I argued, in 2003, that a country in which it was embarrassingly easy for one private army to smuggle in sophisticated, military-grade weaponry is a country in which it was just as easy for every private army to do the same. So if a particular political leader, or the government in general, or a specific section of the society chooses to overlook the institutional and systemic problems of border security because they fear fixing the problem would disadvantage their preferred private army, bear in mind that you are in effect empowering every private army and negating whatever relative advantage you think you are giving yourself.

When I wrote that essay in 2003, we had not yet fought a low intensity civil war in the Niger-Delta, nor faced an unchecked insurgency in the North.
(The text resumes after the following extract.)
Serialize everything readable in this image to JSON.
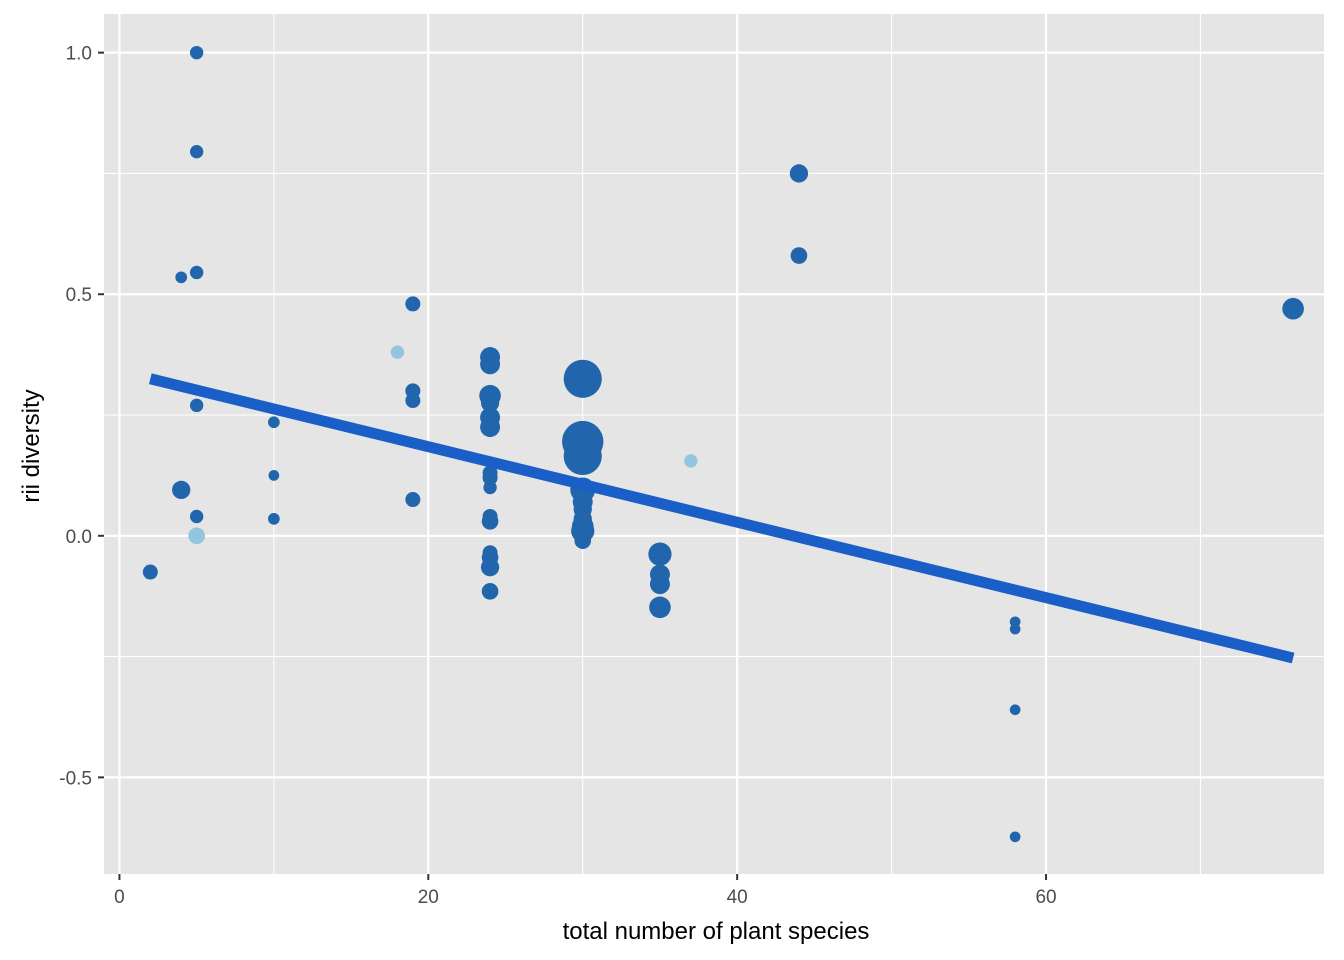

Back in 2003, I got one response to that essay, from someone who accused me of being an alarmist and a "nihilist" (whatever that means).  It is amusing the way people throw around adjectives.  Over the years, I have been called everything from a "neo-conservative" to a "bleeding heart liberal".  I am none of the things I have been called, and none of the people who called me these things ever presented a convincing argument against anything I said or wrote.

Look ... I am not saying anarchy is imminent in Nigeria. What I was saying back in 2003, and what I am saying now in 2012 is the trend of violence was and is upward, with little or nothing being done to stem the rise.